A friend of mine had once told me the secret to breaking into the comics biz was to “Just DO the work.”

Without name dropping, this friend, who made quite a name for himself in the indie comics world and was becoming a success in his own right. When he gave me this seed of wisdom, it took some time for the idea to grow. Once I realized what he meant, I was at the drawing table as often as I had the time. Just creating.

I had had brushes with my dream job, make it into the comics biz as a full-time storyteller, a few times in the past. My relationships with other creators always seem to steer me further into the right direction. But somehow, fall short of the intended destination.

I pushed my submissions to many publishers over the years, nearly coming close to drawing my hero for a fledgling company. No matter how close I came to my dream, it seemed not to be. I was chasing the damned Roadrunner. It was exhausting. Coyote or not, I could not continue wasting my time and energy chasing something, seemingly, unattainable. So, what was there to do?



“Just DO the work.” His words kept pinging off the inside of my brain. What had it meant?

To me, four words never held such mysticism and mystery. Doing the work surely had meant keep submitting your work to companies. Over time, that didn’t prove true. So, there had to be another meaning. One I had to discover on my own. Just DO the work. Just create. Just write. Just draw. Just DO it. It began to sound convincing. What had I to lose?
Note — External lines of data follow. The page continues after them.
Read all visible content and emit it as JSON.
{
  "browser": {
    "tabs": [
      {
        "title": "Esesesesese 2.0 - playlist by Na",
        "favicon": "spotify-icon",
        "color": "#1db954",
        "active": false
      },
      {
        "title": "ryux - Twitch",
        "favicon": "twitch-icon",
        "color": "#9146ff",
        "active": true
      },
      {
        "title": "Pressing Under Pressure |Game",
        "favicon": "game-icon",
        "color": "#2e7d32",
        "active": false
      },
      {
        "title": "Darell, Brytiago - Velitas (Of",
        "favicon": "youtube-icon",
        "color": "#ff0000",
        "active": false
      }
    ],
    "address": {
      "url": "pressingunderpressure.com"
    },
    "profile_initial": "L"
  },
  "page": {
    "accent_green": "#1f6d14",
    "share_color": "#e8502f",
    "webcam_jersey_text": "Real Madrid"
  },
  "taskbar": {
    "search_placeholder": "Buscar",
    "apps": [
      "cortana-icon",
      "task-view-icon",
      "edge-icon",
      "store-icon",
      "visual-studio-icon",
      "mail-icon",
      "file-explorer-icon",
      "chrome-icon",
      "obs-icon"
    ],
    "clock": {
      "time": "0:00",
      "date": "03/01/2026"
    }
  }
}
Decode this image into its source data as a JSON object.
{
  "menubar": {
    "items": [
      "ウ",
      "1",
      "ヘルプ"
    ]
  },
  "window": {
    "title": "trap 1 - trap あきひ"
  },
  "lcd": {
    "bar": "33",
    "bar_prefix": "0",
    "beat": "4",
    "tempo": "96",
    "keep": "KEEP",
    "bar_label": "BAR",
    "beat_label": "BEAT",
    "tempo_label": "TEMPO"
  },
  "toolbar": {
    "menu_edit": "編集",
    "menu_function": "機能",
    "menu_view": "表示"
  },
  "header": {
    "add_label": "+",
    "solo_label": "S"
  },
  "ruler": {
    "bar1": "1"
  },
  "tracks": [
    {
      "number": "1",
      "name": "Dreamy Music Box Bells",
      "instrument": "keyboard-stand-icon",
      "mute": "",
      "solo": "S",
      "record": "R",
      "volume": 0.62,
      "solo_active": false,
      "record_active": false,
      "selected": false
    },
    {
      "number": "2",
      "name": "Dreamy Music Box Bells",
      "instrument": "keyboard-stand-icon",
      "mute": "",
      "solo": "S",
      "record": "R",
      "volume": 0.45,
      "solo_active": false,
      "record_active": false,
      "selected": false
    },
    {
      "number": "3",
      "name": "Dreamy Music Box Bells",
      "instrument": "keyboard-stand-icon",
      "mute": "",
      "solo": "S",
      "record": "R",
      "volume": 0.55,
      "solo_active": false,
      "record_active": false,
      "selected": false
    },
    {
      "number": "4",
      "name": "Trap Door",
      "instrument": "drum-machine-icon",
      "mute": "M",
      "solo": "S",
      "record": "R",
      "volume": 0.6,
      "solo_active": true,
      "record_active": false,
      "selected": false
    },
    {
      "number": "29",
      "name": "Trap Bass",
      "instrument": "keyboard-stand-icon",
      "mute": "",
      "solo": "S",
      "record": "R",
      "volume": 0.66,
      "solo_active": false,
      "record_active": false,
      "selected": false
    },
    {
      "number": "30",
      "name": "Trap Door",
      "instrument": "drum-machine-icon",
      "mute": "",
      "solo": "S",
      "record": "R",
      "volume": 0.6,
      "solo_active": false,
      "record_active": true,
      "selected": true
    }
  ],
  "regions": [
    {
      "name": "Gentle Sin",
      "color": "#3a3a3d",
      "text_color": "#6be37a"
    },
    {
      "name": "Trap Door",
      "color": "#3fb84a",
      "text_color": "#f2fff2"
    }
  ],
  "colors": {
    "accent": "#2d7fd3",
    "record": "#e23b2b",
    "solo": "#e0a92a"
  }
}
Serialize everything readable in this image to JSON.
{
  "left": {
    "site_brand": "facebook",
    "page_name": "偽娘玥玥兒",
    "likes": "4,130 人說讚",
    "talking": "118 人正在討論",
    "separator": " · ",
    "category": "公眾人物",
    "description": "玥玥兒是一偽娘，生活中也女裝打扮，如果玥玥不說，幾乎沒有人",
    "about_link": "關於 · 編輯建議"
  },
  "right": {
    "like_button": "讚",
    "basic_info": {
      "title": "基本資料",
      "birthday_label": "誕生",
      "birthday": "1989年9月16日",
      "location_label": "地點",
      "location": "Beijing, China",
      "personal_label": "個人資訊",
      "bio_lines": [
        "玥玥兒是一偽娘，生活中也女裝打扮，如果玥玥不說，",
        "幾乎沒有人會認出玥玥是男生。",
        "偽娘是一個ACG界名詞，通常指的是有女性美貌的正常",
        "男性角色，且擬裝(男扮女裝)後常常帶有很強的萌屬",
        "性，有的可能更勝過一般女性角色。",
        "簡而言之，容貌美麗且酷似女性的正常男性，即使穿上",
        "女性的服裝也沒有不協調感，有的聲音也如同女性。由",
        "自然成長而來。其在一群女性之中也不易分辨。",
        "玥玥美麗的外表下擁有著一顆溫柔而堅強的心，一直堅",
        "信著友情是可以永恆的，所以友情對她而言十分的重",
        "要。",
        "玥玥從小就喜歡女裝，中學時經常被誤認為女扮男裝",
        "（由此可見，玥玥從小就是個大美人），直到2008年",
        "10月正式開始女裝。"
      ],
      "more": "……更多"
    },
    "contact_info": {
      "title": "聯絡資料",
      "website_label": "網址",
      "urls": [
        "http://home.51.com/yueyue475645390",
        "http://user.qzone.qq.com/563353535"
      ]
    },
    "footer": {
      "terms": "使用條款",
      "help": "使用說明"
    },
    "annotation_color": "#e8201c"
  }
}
Over the years, technology progressed, social media pages began exploding with all kinds of new apps. I began to think, Fine, If I can’t sell my art, I’ll showcase it. Somebody is bound to take notice. I took my art to Instagram and to Facebook. I stopped trying to sell myself to a faceless company whose only concerns were their bottom line and not the reader’s interest. I want to tell stories and draw them for you as I see in my head. 

Just DO the work. Let THEM decide if they like it. Get your stuff out there. Don’t be afraid of negative feedback.